Müzikalde Arap Bacı karakterini çocukluğundan beri sahne tozu yutmuş Nur Saçbüker Otan ustalıkla canlandırıyor; şivesiyle, mimikleriyle, deforme olmuş yaşlı Bacı Kalfa makyajı ve kostümüyle… Bugün Arap Bacı figürünü kullanması bir büyük cesaret ister; Şehir Tiyatrosunu bu anlamıyla kutlarım. Ortalığa dokunulmazlığı olan pek çok şey üretildi, konuldu; hele bir şey söyleyin, cısss… Korkarım ki, bu gidişle ve lüzumsuz bir alınganlıkla cinsiyetlere ait mimik dahi yapılamayacaktır; Arnavut-Laz-Kürt-Ermeni gibi sahne taklitlerine ait oyunlaştırmalardan uzak, kuru ve kaba bir tiyatro dönemine gireceğiz.

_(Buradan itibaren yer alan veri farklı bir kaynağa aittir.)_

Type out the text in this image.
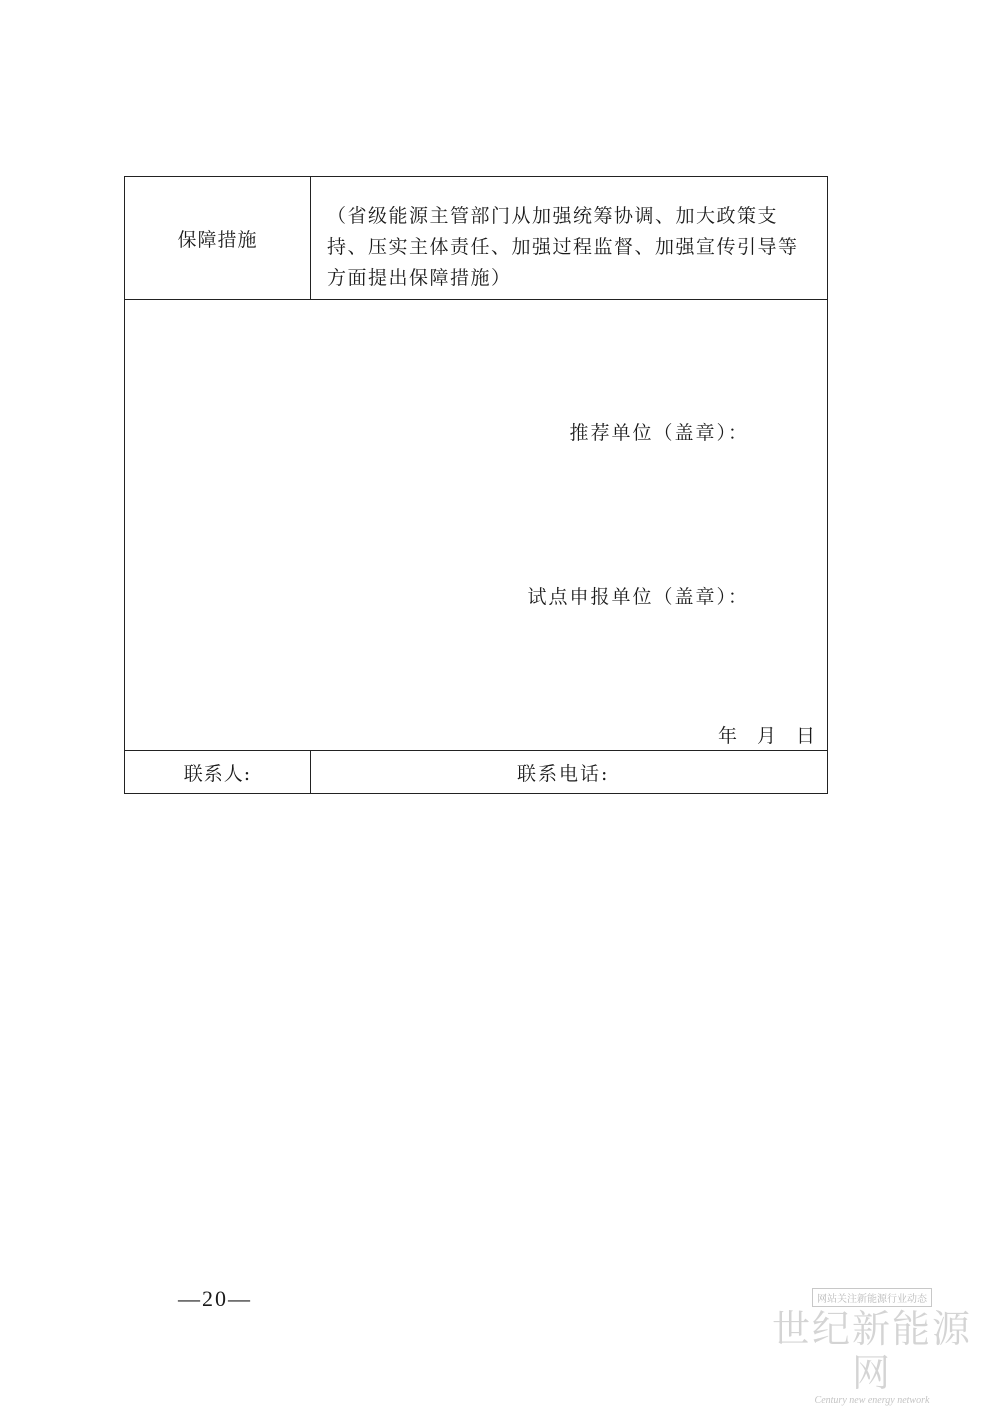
保障措施
（省级能源主管部门从加强统筹协调、加大政策支持、压实主体责任、加强过程监督、加强宣传引导等方面提出保障措施）
推荐单位（盖章）：
试点申报单位（盖章）：
年 月 日
联系人:	联系电话:
—20—	网站关注新能源行业动态
世纪新能源网
Century new energy network
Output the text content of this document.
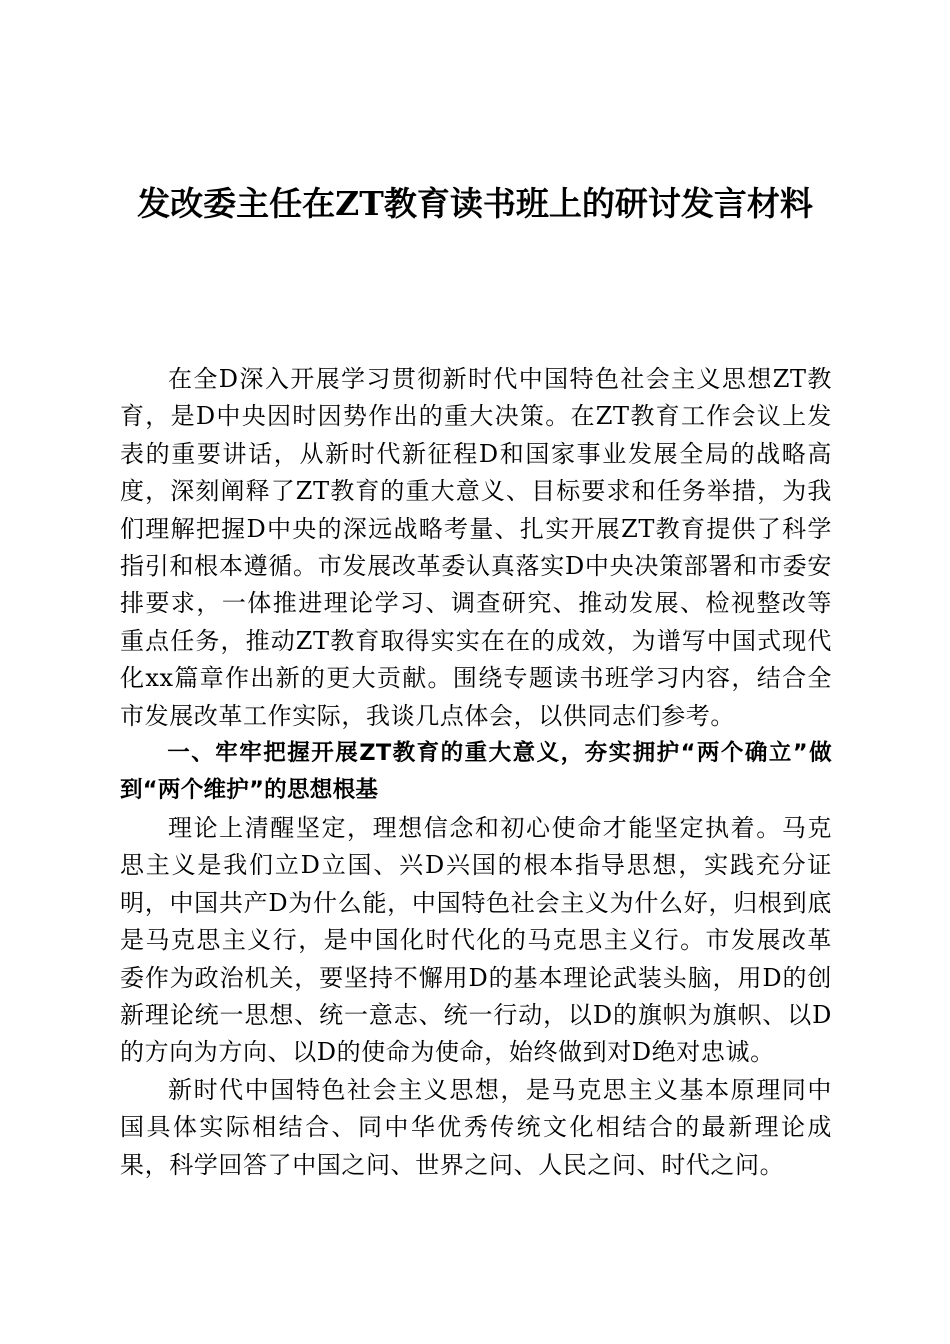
发改委主任在ZT教育读书班上的研讨发言材料

在全D深入开展学习贯彻新时代中国特色社会主义思想ZT教育，是D中央因时因势作出的重大决策。在ZT教育工作会议上发表的重要讲话，从新时代新征程D和国家事业发展全局的战略高度，深刻阐释了ZT教育的重大意义、目标要求和任务举措，为我们理解把握D中央的深远战略考量、扎实开展ZT教育提供了科学指引和根本遵循。市发展改革委认真落实D中央决策部署和市委安排要求，一体推进理论学习、调查研究、推动发展、检视整改等重点任务，推动ZT教育取得实实在在的成效，为谱写中国式现代化xx篇章作出新的更大贡献。围绕专题读书班学习内容，结合全市发展改革工作实际，我谈几点体会，以供同志们参考。

一、牢牢把握开展ZT教育的重大意义，夯实拥护“两个确立”做到“两个维护”的思想根基

理论上清醒坚定，理想信念和初心使命才能坚定执着。马克思主义是我们立D立国、兴D兴国的根本指导思想，实践充分证明，中国共产D为什么能，中国特色社会主义为什么好，归根到底是马克思主义行，是中国化时代化的马克思主义行。市发展改革委作为政治机关，要坚持不懈用D的基本理论武装头脑，用D的创新理论统一思想、统一意志、统一行动，以D的旗帜为旗帜、以D的方向为方向、以D的使命为使命，始终做到对D绝对忠诚。

新时代中国特色社会主义思想，是马克思主义基本原理同中国具体实际相结合、同中华优秀传统文化相结合的最新理论成果，科学回答了中国之问、世界之问、人民之问、时代之问。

“Aman ha, feministler buna kızar, keselim burayı” diye içine kapanan bir edebiyat, “Aman, Arap Bacı taklidiyle ırkçılık yapılıyor demesinler” diye zavallılaşmış bir tiyatroya kadar, “Aman diyeyim, Kürdü böyle sahneleme, zülfüyâra dokunur” çekinceleriyle ıssız, tatsız tuzsuz bir theatrum mundi kurulacaktır.
Bu anlamıyla geleneksel Türk Tiyatrosundan, hatta Karagöz-Hacivat perdesinden miras kalmış karakterlere tekrar tekrar yer verilmesinden yanayım; Arap Bacı figürünü alkışlamak kimseyi ırkçı yapmaz! Irkçılık, Taksim’in ara sokaklarında kemer, çakma saat satarak geçinen Afrikalı dostlarımıza yapılan kötü muamelededir.
Müzikal orada, benim görüşlerim de burada; bir bilet almaya bakar.
İstanbul’un tiyatro severlerine iyi seyirler dileyerek sözü kapatmalıdır.
Gerisini tiyatroya bırakmalıdır.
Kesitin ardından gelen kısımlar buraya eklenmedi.